A client, by appearing personally and presenting a motion by himself, is


considered to have impliedly dismissed his lawyer. Herein counsel cannot
pretend to be authorized to continue representing the municipality since
the latter is entitled to dispense with his services at any time. Both at
common law and under Section 26, Rule 138 of the Rules of Court, a client
may dismiss his lawyer at any time or at any stage of the proceedings, and
there is nothing
to prevent a litigant from appearing before the court to conduct his own
litigation.21

The client has also an undoubted right to compromise a suit without the
intervention of his lawyer.22 Even the lawyers' right to fees from their
clients may not be invoked by the lawyers themselves as a ground for
disapproving or holding in abeyance the approval of a compromise
agreement. The lawyers concerned can enforce their rights in the proper
court in an appropriate proceeding in accordance with the Rules of Court,
but said rights may not be used to prevent the approval of the compromise
agreement.23

The apprehension of herein counsel that it is impossible that the


municipality will file a similar petition, considering that the mayor who
controls its legislative body will not take the initiative, is not only
conjectural but without factual basis.
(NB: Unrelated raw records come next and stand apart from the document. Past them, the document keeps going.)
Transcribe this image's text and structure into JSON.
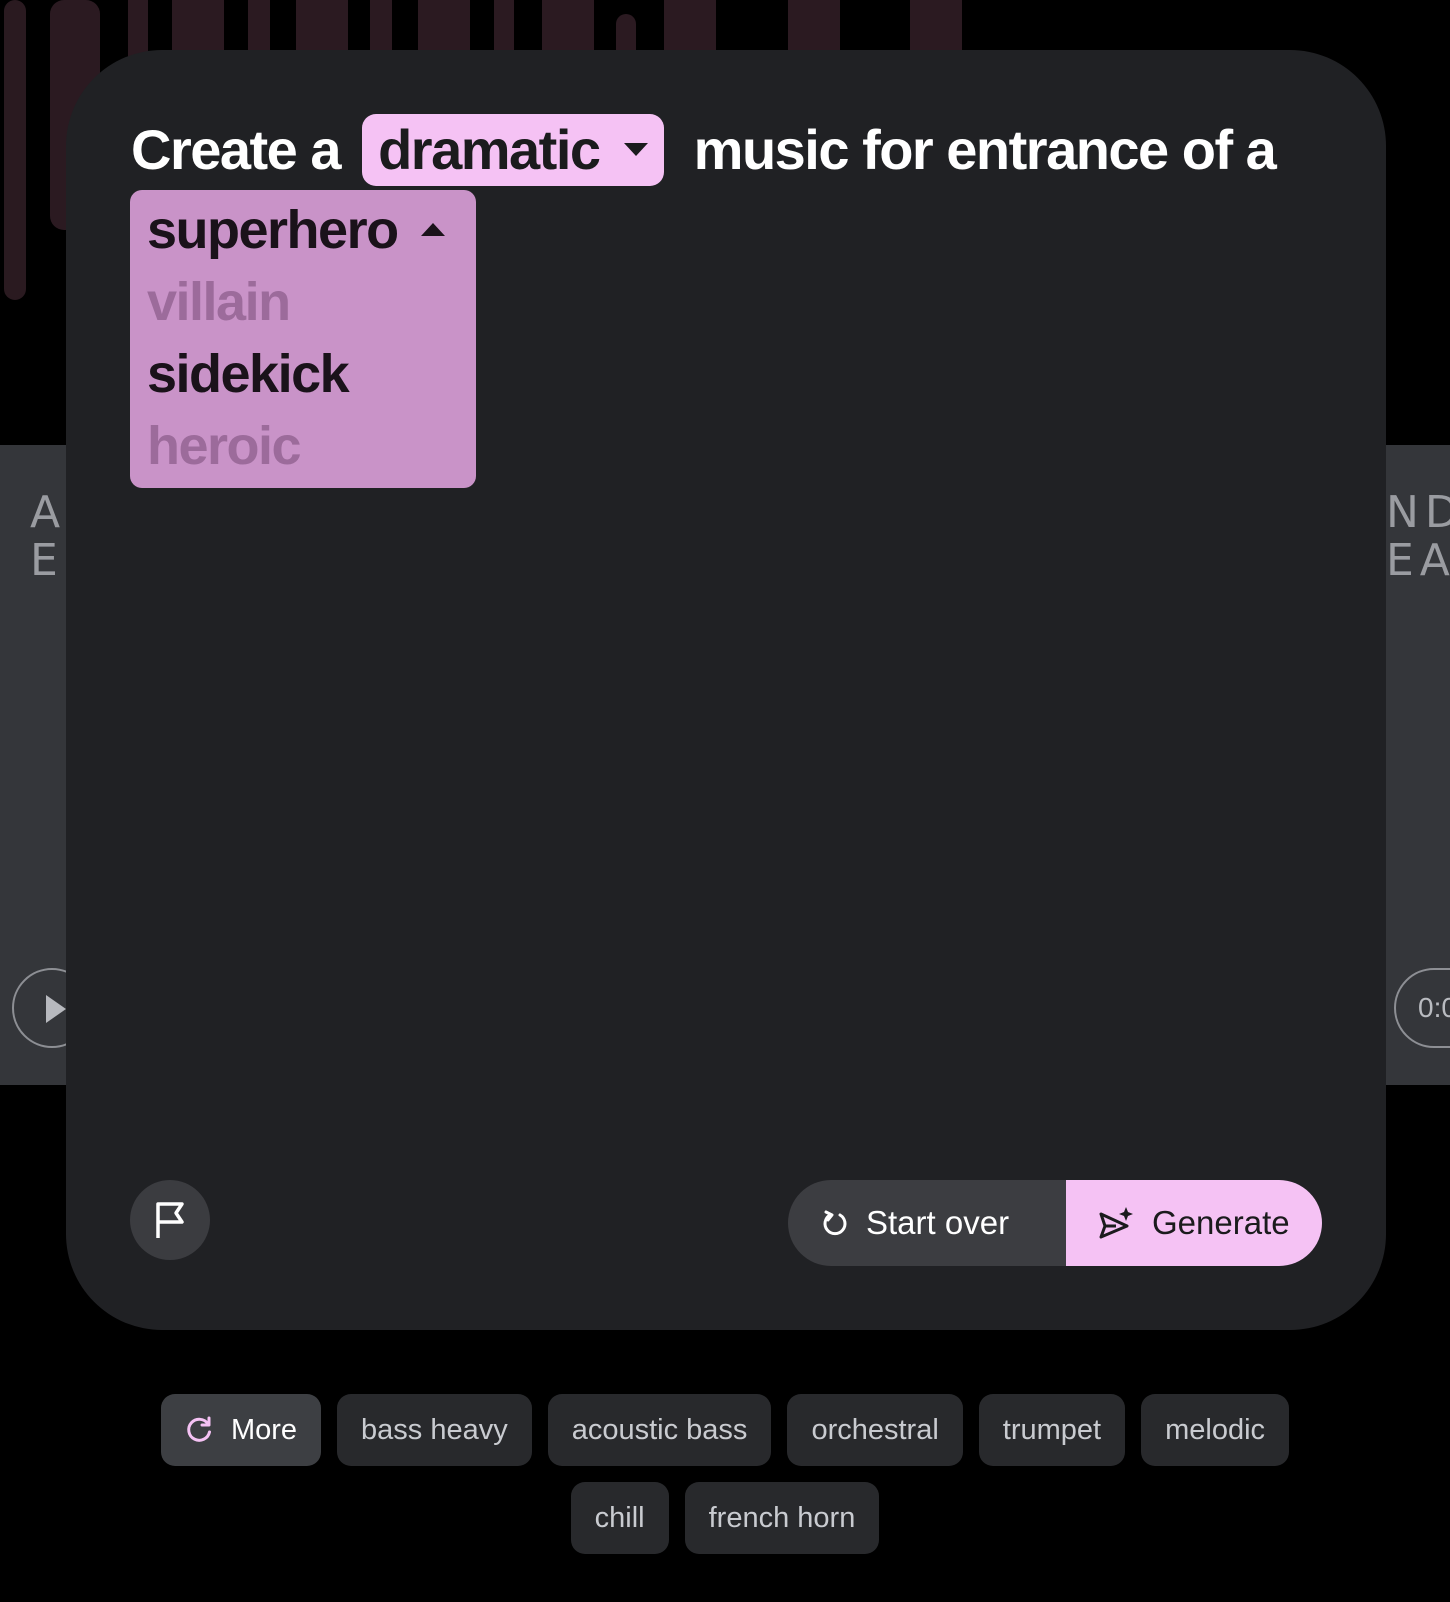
{
  "prompt": {
    "prefix": "Create a",
    "mood": {
      "selected": "dramatic",
      "icon": "caret-down-icon"
    },
    "middle": "music for entrance of a"
  },
  "character_dropdown": {
    "icon": "caret-up-icon",
    "options": [
      {
        "label": "superhero",
        "state": "selected"
      },
      {
        "label": "villain",
        "state": "dim"
      },
      {
        "label": "sidekick",
        "state": "normal"
      },
      {
        "label": "heroic",
        "state": "dim"
      }
    ]
  },
  "side_cards": {
    "left": {
      "title_line1": "A",
      "title_line2": "E",
      "icon": "play-icon"
    },
    "right": {
      "title_line1": "ND",
      "title_line2": "EA",
      "time": "0:0"
    }
  },
  "actions": {
    "report_icon": "flag-icon",
    "start_over": {
      "label": "Start over",
      "icon": "restart-icon"
    },
    "generate": {
      "label": "Generate",
      "icon": "send-sparkle-icon"
    }
  },
  "suggestions": {
    "more": {
      "label": "More",
      "icon": "refresh-icon"
    },
    "tags": [
      "bass heavy",
      "acoustic bass",
      "orchestral",
      "trumpet",
      "melodic",
      "chill",
      "french horn"
    ]
  },
  "colors": {
    "accent": "#f5c2f4",
    "dropdown_bg": "#c993c8",
    "card_bg": "#202124",
    "chip_bg": "#28292c"
  }
}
Contrary to his pretensions, there
is presently a manifestation and motion pending with the trial court filed
by the aforesaid municipal mayor for the withdrawal of the "Satisfaction
of Judgment" and the "Release and Quitclaim"24 previously filed in the
case therein as earlier mentioned.

WHEREFORE, the petition at bar is DENIED for lack of merit and the
judgment of respondent Court of Appeals is hereby AFFIRMED.

SO ORDERED.

Narvasa, C.J., Padilla, Puno and Mendoza, JJ., concur.